MARCOS VILAS BOAS - MEIO DIA

É meio dia, debaixo do sol. Tamanha claridade muda o estado das coisas. Fecham-se os olhos para conter a luz que chega a cegar. Aos poucos, ela atravessa as pálpebras que, agora translúcidas, ganham tom quente. Permanece-se assim e, aos poucos, relaxa-se a face, a testa não mais se contrai. É uma forma de acalmar o excesso do sol. Abrem-se os olhos, o mundo
torna-se plácido e a luminosidade se equilibra aos poucos, até o visível mostrar contornos.
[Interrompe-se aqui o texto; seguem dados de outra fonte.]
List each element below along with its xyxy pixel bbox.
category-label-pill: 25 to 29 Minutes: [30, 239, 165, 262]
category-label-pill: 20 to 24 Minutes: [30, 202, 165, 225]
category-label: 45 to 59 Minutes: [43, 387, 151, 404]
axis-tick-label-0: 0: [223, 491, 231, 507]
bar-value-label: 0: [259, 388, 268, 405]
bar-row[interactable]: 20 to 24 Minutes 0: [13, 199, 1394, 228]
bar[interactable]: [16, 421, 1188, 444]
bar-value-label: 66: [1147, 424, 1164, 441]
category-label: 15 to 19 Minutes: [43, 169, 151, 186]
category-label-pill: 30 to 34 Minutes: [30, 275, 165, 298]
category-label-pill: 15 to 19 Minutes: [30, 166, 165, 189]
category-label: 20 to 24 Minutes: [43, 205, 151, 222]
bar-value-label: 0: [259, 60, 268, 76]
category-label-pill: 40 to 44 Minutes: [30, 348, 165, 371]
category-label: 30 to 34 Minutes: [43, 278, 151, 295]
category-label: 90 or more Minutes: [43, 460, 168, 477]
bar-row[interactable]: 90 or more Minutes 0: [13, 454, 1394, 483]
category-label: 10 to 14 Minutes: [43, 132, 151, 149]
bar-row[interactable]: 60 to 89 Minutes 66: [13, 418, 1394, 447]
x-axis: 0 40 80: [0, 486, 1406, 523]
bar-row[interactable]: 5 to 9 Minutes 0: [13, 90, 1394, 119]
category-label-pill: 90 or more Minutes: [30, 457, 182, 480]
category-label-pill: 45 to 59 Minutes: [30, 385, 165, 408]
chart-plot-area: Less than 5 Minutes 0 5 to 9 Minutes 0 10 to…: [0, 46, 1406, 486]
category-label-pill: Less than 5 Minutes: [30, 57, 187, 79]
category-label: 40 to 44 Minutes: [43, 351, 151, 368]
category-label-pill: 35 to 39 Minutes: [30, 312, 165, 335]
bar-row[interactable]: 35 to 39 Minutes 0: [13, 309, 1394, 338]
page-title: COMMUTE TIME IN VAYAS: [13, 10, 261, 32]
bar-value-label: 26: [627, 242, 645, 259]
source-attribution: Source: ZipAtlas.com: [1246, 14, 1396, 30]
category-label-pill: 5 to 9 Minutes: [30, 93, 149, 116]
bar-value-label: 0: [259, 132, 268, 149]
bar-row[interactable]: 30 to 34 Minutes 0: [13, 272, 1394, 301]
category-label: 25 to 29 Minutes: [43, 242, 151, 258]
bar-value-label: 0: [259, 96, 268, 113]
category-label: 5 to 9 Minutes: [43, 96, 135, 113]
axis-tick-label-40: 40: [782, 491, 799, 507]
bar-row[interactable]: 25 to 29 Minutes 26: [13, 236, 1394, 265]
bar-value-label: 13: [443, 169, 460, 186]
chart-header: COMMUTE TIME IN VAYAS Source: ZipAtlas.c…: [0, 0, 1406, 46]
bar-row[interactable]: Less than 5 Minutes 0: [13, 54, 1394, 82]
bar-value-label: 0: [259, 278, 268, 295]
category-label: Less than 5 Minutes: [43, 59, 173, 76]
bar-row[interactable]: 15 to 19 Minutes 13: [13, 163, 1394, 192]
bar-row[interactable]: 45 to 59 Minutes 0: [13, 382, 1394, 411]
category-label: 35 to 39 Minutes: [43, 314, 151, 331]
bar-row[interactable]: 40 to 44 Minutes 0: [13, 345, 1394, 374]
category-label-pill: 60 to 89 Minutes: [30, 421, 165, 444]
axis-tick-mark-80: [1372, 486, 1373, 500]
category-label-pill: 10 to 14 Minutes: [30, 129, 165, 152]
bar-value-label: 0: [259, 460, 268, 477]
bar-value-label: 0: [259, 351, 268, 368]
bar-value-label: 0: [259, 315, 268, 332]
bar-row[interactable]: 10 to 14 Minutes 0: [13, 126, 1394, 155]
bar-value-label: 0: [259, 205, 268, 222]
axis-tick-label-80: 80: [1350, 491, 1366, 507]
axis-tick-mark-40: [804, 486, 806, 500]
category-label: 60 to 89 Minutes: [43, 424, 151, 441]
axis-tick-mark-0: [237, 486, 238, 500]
Surge uma opacidade, uma maresia. A cor de um certo desgaste se sobressai e um leve amarelado sugere, como textura de intempéries, um papel antigo, guardado. É o meio dia das fotografias sob uma luz que teria a face do presente, mas por ser fotografia, em sua natureza, o tempo aparece e acende em nós um sentido de introspecção. Ali se conectam o aqui e o agora:
estamos em uma sala, de frente para as fotografias. Chegam lembranças da infância, talvez: na praia fecham-se os olhos e surgem ideias que nos fazem intempestivos.
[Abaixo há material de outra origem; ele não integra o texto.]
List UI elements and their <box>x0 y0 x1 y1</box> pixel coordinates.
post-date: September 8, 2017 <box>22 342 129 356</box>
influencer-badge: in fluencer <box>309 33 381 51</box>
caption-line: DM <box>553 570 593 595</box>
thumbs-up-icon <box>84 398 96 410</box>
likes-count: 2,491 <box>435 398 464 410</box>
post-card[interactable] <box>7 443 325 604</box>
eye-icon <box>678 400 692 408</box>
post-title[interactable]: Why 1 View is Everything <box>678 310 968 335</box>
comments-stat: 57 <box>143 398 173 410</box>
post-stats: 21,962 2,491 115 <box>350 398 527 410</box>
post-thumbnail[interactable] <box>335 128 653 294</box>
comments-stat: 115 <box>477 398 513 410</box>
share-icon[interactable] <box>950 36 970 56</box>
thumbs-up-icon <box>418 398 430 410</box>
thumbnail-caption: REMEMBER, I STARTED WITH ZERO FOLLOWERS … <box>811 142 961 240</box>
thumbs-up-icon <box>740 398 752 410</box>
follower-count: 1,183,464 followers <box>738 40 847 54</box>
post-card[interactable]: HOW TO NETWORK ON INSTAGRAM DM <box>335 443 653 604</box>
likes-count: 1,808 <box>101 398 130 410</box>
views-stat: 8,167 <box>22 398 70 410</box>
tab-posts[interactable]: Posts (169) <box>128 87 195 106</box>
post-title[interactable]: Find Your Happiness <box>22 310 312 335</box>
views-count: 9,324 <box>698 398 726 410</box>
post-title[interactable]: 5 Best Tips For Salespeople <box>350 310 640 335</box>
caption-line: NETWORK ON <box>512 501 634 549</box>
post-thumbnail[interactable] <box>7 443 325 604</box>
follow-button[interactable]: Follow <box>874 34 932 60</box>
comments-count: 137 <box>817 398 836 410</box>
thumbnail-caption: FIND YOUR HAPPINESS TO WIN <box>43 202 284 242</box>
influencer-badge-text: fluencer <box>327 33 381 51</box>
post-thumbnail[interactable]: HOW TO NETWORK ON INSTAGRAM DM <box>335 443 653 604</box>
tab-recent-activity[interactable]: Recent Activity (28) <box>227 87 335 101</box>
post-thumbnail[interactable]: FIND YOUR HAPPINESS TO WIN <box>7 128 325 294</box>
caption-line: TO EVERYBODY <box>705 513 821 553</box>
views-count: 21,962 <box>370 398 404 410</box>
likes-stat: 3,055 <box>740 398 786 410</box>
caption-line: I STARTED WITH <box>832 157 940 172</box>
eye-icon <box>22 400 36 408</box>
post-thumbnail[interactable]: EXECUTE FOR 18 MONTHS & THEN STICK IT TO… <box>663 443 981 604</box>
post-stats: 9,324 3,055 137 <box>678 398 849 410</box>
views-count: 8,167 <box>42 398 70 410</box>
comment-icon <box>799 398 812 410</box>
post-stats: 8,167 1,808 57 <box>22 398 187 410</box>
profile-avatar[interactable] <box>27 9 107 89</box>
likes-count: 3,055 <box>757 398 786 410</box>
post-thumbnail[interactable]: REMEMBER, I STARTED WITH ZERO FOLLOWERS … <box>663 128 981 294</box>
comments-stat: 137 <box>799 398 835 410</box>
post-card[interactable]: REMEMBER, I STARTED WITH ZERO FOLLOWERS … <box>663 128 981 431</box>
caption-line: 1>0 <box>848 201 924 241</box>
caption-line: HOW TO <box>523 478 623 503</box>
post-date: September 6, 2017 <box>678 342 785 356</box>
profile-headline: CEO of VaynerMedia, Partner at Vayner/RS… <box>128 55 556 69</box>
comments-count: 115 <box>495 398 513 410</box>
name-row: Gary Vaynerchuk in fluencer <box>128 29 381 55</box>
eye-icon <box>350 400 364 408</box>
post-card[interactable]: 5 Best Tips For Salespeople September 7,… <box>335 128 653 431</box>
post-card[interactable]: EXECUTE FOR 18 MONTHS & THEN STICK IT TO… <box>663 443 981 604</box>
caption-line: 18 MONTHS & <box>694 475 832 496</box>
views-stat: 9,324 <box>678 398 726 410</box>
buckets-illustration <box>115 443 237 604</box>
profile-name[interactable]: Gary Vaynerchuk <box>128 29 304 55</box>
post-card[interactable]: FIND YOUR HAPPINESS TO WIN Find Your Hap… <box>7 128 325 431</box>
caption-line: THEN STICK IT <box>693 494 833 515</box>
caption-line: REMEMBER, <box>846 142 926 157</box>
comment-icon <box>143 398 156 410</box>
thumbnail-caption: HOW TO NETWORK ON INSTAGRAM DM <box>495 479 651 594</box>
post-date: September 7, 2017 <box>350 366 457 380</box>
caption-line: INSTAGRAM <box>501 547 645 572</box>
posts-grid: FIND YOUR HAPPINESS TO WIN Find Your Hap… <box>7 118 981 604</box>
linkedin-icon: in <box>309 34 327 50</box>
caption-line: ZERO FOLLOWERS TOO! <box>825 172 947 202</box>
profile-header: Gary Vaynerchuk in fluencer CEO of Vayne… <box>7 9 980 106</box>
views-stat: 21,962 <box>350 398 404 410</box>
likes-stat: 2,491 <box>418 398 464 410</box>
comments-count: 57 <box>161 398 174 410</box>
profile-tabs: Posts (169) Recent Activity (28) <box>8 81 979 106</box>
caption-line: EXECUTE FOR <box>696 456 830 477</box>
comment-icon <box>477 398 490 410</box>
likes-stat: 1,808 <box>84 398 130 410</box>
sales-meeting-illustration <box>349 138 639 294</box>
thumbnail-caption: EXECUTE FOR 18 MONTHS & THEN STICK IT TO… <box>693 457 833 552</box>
Se a luz é matéria essencial para a fotografia, é também para as ideias. É a luz que nos leva ao outro. Ideias pulsam até romperem uma escuridão qualquer entre nós e o mundo. E é com a luz que o fotógrafo escava os sentidos de suas experiências. Nos matizes do que se pensa como erro técnico, na lucidez daquilo que é subversão, o fotógrafo rompe com o senso
comum da fotografia....quanta luz! O excesso na série Meio dia faz fechar os olhos procurando um ambiente interno, lúcido, aquecido. Esse é o lugar no qual surgem pensamentos.

Em frente às fotografias desta sala, sente-se o embate com o sol, as pálpebras translúcidas... É meio dia, o sol a pino e a luz que quase faz evaporar a cena, essa que hesita em se fixar. A luz refletida do mar é o filtro que deixa a paisagem turva, espessa. A cena treme, aquecida, como em um delírio. Sente-se também o
embate com a linguagem da fotografia que, tensa, tenta conter a volúpia do meio dia em uma longa exposição.